Bundestagspräsidentin Bärbel Bas (SPD) hat im ehemaligen NS-Vernichtungslager Auschwitz-Birkenau der von den Nazis verfolgten und ermordeten Sinti und Roma gedacht. In ihrer Ansprache bei der internationalen Gedenkveranstaltung zum Europäischen Holocaust-Gedenktag für die Minderheit sagte Bas am Freitag, Sinti und Roma seien auch nach dem Ende der Nazi-Herrschaft in Deutschland Opfer von systematischer Diskriminierung geworden.

Es sei „eine bittere Erkenntnis“, dass im Nachkriegsdeutschland der Völkermord an den Sinti und Roma „verschwiegen und verleugnet“ und kaum ein Täter zur Rechenschaft gezogen worden sei, sagte Bas in ihrer Ansprache in der KZ-Gedenkstätte im heutigen Polen. Gerichte hätten den Überlebenden des Völkermords Entschädigungen verweigert und die Opfer seien sogar „für ihre Verfolgung selbst verantwortlich“ gemacht worden.

Auch heute noch würden Angehörige der Minderheit bei der Wohnungssuche, in der Schule und auf dem Arbeitsmarkt benachteiligt, sagte Bas.
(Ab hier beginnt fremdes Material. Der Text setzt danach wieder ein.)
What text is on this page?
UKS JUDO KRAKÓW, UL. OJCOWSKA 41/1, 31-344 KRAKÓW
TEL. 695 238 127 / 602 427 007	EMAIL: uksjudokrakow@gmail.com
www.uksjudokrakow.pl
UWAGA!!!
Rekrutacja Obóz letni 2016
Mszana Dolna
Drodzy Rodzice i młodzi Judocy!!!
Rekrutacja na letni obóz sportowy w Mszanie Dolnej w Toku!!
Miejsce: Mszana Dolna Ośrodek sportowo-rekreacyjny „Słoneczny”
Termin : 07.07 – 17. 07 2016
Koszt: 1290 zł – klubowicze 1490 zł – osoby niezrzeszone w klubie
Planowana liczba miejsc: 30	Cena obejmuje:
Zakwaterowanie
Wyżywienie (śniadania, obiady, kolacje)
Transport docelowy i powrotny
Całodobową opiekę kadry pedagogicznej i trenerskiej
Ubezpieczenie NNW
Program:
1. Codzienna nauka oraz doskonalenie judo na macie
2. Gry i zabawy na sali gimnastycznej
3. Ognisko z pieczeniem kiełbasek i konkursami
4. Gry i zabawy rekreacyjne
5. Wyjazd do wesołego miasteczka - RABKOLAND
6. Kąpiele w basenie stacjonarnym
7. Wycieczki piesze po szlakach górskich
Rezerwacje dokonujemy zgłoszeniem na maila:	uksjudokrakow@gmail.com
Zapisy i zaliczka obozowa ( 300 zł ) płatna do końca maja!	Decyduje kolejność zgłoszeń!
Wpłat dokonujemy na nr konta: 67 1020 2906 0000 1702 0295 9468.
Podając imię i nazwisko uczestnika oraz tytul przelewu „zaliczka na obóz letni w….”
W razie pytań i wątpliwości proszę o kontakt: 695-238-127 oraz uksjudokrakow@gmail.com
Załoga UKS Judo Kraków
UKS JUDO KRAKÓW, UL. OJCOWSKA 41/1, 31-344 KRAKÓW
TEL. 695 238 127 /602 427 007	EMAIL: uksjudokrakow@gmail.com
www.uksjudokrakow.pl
Notwendig sei daher ein „Bewusstseinswandel in vielen Bereichen der Gesellschaft“. „Schluss mit der Suche nach Feindbildern! Schluss mit Abwertung und Ausgrenzung“, forderte die Bundestagspräsidentin.

Bas hatte das ehemalige KZ bereits am Donnerstag besucht. Nach ihren Angaben war es der erste offizielle Besuch einer Bundestagspräsidentin in Auschwitz.
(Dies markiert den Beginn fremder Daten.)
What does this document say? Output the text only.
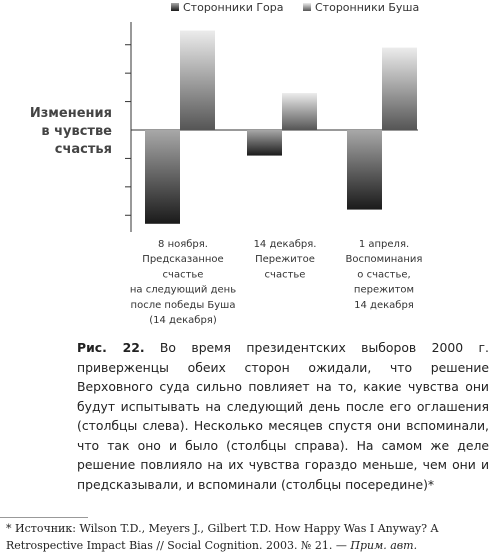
Сторонники Гора	Сторонники Буша
Изменения
в чувстве
счастья
8 ноября.
Предсказанное
счастье
на следующий день
после победы Буша
(14 декабря)
14 декабря.
Пережитое
счастье
1 апреля.
Воспоминания
о счастье,
пережитом
14 декабря
Рис. 22. Во время президентских выборов 2000 г. приверженцы обеих сторон ожидали, что решение Верховного суда сильно повлияет на то, какие чувства они будут испытывать на следующий день после его оглашения (столбцы слева). Несколько месяцев спустя они вспоминали, что так оно и было (столбцы справа). На самом же деле решение повлияло на их чувства гораздо меньше, чем они и предсказывали, и вспоминали (столбцы посередине)*
* Источник: Wilson T.D., Meyers J., Gilbert T.D. How Happy Was I Anyway? A Retrospective Impact Bias // Social Cognition. 2003. № 21. — Прим. авт.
In dem NS-Lager waren am 2. August 1944 die letzten dort inhaftierten Sinti und Roma in den Gaskammern ermordet worden. Angehörige der als „Zigeuner“ ausgegrenzten Minderheit waren von den Nazis seit dem Frühjahr 1940 systematisch ins besetzte Polen deportiert worden. Schätzungen zufolge starben zwischen 220.000 und 500.000 Sinti und Roma bei dem von den Nationalsozialisten verübten Völkermord.